The Institute of Christ the King and many other traditional societies are the vanguard of restoration. But every Catholic has a right to this. Every Catholic has a right to the Truth– the Truth Who is after all, a Person. They have a right to worship Him fittingly. To give Him their best. They have a right to sound doctrine, sound teaching, and a solid Catholic community in which to raise their children, and to prepare themselves for eternity.
There are those who maintain that no Motu Proprio is needed for these things to occur. What may be true intellectually does not always translate into experience. This Motu Proprio is necessary to achieve practical progress towards the renewal of the Church. The real availability of the traditional Mass will ensure this. The novus ordo as it is experienced by the typical Catholic cannot stand the comparison. It will either be reformed itself, or fall into disuse.

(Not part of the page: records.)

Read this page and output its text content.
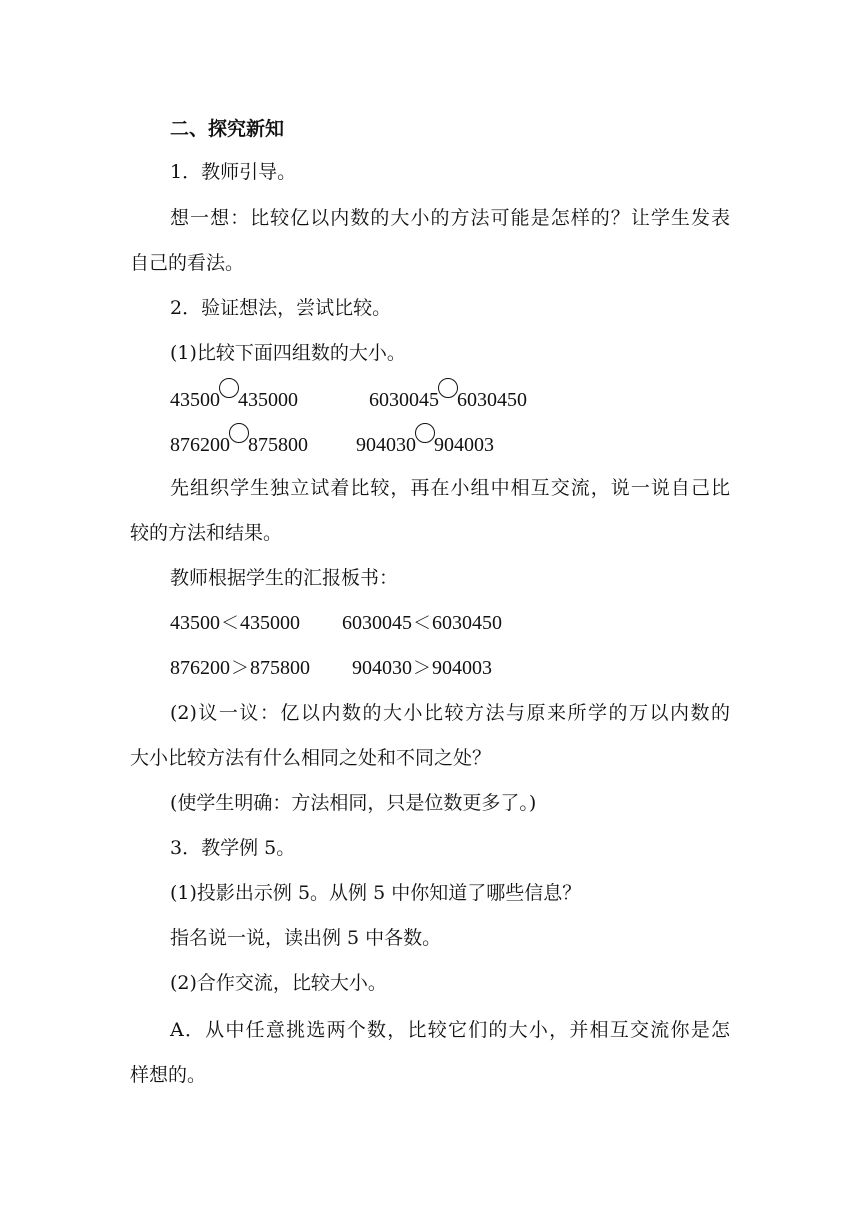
二、探究新知
1．教师引导。
想一想：比较亿以内数的大小的方法可能是怎样的？让学生发表
自己的看法。
2．验证想法，尝试比较。
(1)比较下面四组数的大小。
43500 435000	6030045 6030450
876200 875800 904030 904003
先组织学生独立试着比较，再在小组中相互交流，说一说自己比
较的方法和结果。
教师根据学生的汇报板书：
43500＜435000 6030045＜6030450
876200＞875800 904030＞904003
(2)议一议：亿以内数的大小比较方法与原来所学的万以内数的
大小比较方法有什么相同之处和不同之处？
(使学生明确：方法相同，只是位数更多了。)
3．教学例 5。
(1)投影出示例 5。从例 5 中你知道了哪些信息？
指名说一说，读出例 5 中各数。
(2)合作交流，比较大小。
A．从中任意挑选两个数，比较它们的大小，并相互交流你是怎
样想的。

The demographics of the situation are well-known. Where tradition thrives, the Church thrives. Look at the average ages, the average family size, for instance. There are other indicators more subjective, too.
So I for one will celebrate when the Motu Proprio is published, even though it won’t change anything for me. As I sat in the Cathedral on Friday, I prayed for all of my fellow Catholics for whom such an occasion is still just a dream. I pray the Motu Proprio will be that proverbial first step to a holy and revitalized Catholic Church.
Cor Jesu Sacratissimum, Miserere Nobis!